Kehidupan sudah terasa sempit bagi pasangan muda asal Surabaya ini, Faisal (20) dan Rahma (17). Sudahlah menikah siri (barangkali karena tidak punya biaya untuk menikah secara administrasi negara), masih punya hutang biaya persalinan bayi mereka Muhammad Raffi Saifullah yang diakui lahir melalui operasi sesar di RS Persahabatan, Jakarta.
Atas laporan warga, kedua orang tua bayi mungil ini sempat ditahan Polrestabes Surabaya karena didakwa menjual bayinya. Namun kemudian mereka pun dilepaskan, karena tidak ada bukti penjualan bayi.
“Mereka hanya ingin anaknya ada yang bersedia merawat karena ketidakmampuannya,” kata Ipda Yeni Qomariah, Plh Kanit PPA Satreskrim Polrestabes Surabaya, seraya menyebut bayi laki-laki itu sementara di rawat di Klinik Bhayangkara Polrestabes Surabaya, Moh. Dahlan.
Pihak kepolisian pun melepas kasus pasangan ini, karena sebagai orangtua Muhammad Raffi Saifullah, bayi berusia 2 bulan, semua dilakukan karena keinginan keduanya agar bisa memberikan perawatan maksimal kepada bayinya. ASI sang ibu tidak keluar, sehingga keduanya mengkhawatirkan kondisi bayi. Akhirnya mereka menawarkan bayinya kepada siapa saja yang bersedia merawat dan menjadi orangtua yang lebih baik.
Kasus ini tidak satu dua kali saja terjadi. Beberapa saat yang lalu terungkap bahwa warga Kampung Beting, Tugu Utara, Koja, Jakarta Utara dengan tega menawarkan bayi dalam kandungannya yang saat ini berusia 8 bulan, untuk bisa membayar hutang dan biaya persalinan dirinya kelak.

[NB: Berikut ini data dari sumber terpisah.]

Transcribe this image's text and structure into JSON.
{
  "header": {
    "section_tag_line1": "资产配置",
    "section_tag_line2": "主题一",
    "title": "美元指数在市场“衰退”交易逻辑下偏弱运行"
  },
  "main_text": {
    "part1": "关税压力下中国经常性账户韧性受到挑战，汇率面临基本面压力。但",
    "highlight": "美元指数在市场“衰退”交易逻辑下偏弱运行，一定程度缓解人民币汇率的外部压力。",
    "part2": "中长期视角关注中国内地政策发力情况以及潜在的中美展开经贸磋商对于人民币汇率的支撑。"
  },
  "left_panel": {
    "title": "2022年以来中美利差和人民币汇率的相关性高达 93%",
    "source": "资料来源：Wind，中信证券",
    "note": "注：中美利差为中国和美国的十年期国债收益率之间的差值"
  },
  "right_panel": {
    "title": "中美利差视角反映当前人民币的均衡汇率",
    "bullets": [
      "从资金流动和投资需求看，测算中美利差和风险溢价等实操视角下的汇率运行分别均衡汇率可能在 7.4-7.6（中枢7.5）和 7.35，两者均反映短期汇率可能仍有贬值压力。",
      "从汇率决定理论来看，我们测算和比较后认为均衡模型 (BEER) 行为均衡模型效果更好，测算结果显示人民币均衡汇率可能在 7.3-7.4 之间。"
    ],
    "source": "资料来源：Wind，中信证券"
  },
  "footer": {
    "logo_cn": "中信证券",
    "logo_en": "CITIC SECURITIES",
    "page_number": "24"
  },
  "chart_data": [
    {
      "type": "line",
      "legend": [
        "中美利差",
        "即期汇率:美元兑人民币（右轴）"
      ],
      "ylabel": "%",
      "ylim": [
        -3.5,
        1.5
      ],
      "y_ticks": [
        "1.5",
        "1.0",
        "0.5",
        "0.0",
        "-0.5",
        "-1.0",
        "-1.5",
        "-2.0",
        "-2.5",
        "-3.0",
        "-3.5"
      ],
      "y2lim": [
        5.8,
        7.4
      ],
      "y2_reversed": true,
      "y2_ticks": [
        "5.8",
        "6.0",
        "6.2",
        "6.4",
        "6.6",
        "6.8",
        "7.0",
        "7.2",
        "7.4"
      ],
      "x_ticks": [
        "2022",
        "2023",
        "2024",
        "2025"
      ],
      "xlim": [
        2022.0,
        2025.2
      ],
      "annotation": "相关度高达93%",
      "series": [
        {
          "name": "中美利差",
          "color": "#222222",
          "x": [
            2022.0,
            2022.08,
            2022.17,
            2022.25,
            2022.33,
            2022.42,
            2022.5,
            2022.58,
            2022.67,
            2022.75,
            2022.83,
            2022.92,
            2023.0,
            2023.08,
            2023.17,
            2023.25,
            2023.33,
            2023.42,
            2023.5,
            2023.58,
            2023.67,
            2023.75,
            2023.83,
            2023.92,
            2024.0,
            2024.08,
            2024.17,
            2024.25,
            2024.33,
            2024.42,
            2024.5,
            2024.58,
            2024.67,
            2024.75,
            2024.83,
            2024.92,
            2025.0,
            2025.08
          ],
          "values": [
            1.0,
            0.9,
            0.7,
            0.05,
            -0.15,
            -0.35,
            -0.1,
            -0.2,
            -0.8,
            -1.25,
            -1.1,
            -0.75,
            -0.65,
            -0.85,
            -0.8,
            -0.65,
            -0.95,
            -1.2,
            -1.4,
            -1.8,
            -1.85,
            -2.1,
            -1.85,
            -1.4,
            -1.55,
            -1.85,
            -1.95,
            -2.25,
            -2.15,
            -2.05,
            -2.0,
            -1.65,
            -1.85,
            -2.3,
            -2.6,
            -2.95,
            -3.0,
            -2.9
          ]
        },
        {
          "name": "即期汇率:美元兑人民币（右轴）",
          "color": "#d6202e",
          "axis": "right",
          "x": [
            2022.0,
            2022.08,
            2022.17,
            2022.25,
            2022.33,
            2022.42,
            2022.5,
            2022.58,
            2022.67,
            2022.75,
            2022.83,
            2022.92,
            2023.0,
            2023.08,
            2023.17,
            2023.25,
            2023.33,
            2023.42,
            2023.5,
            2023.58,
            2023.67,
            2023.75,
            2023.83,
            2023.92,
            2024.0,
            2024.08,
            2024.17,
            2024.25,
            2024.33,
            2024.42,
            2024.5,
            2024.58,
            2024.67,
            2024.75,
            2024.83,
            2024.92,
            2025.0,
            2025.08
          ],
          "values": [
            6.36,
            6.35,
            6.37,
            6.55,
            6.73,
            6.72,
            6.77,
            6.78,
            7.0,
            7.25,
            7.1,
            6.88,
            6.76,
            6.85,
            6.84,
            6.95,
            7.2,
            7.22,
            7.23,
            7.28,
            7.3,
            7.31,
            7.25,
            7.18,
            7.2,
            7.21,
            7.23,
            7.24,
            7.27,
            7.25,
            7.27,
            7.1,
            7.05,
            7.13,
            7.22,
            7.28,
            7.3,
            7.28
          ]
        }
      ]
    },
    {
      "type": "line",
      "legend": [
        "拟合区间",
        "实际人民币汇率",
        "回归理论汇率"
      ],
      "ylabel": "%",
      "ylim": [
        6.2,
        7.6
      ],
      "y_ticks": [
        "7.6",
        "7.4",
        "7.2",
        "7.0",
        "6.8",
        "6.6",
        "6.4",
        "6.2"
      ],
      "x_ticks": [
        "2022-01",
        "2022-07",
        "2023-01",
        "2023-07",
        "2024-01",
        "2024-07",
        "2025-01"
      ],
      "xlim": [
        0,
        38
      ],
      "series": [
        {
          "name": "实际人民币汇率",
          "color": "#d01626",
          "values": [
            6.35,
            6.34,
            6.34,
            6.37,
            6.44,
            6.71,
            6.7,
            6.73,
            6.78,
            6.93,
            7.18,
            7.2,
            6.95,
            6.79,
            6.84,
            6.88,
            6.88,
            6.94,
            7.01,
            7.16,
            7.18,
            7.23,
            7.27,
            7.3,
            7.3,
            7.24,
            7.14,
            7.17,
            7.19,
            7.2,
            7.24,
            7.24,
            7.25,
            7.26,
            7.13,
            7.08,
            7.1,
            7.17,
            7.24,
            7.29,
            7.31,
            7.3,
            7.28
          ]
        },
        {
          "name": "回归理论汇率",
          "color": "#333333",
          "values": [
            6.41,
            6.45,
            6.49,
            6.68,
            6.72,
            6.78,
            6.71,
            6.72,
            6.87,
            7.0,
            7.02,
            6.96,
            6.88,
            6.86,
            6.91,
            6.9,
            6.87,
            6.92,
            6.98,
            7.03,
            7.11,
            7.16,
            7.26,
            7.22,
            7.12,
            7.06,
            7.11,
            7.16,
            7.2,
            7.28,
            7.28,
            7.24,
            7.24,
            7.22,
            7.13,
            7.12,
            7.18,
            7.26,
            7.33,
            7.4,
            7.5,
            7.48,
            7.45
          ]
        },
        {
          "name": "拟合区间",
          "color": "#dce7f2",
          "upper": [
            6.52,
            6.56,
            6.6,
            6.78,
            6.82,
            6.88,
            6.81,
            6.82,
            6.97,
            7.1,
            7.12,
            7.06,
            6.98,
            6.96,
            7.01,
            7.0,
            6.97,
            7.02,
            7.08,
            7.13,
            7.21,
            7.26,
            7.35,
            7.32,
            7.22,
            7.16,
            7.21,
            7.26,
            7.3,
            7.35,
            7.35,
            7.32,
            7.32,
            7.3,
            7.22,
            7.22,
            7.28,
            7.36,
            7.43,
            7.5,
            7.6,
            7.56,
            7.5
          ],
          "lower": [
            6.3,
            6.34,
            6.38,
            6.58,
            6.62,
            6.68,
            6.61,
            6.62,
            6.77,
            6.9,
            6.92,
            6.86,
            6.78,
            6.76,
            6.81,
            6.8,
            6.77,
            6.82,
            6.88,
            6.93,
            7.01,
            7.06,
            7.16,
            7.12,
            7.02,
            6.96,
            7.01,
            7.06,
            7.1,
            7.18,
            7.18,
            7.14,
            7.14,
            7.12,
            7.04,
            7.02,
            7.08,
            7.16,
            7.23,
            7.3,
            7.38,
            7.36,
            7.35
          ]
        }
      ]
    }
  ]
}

Bahkan seorang ibu di Lombok, menawarkan bayi yang baru dilahirkannya, senilai 300 ribu rupiah. Kesulitan ekonomi yang cukup berat, mungkin yang menjadi alasan Baiq Suryani (38) sehingga tega menjual bayinya sendiri. Suryani yang bekerja serabutan sebagai pembantu rumah tangga, kepada polisi mengaku kepepet. Ia memiliki anak lima orang. Sementara suaminya meninggalkannya sejak hamil anak kelima. Sehabis melahirkan di seorang dukun di Senggigi, Suryani tak tahu lagi harus berbuat apalagi selain menjual anaknya.
Dalam situasi sulit seperti sekarang ini, rakyat kecil seringkali dihadapkan pada pilihan-pilihan sulit. Ibaratnya, mengasuh anak sendiri tak punya makanan, diserahkan kepada orang lain pun terancam bui. Bagi rakyat miskin ini, negara tidak lagi punya arti. Pemimpin pun hanya sosok-sosok yang kehadirannya semakin menyakitkan hati.
Fenomena penderitaan rakyat miskin ini, sesungguhnya akan menjadi catatan pengadilan para pemimpin di Akhirat nanti. Rasulullah Saw bersabda, “Al Imaamu Ra’in wa Huwa Mas’uulun ‘an Ra’iyyatiHi [Seorang pemimpin adalah penanggung jawab (urusan rakyat) dan dia akan dimintai pertanggungjawaban atas urusannya.]” (HR. Bukhari-Muslim).
Para pemimpin dengan catatan kezhaliman ini akan berada di hadapan Pengadilan Allah dengan tangan yang terbelenggu. Wallahu a’lamu bish shawab.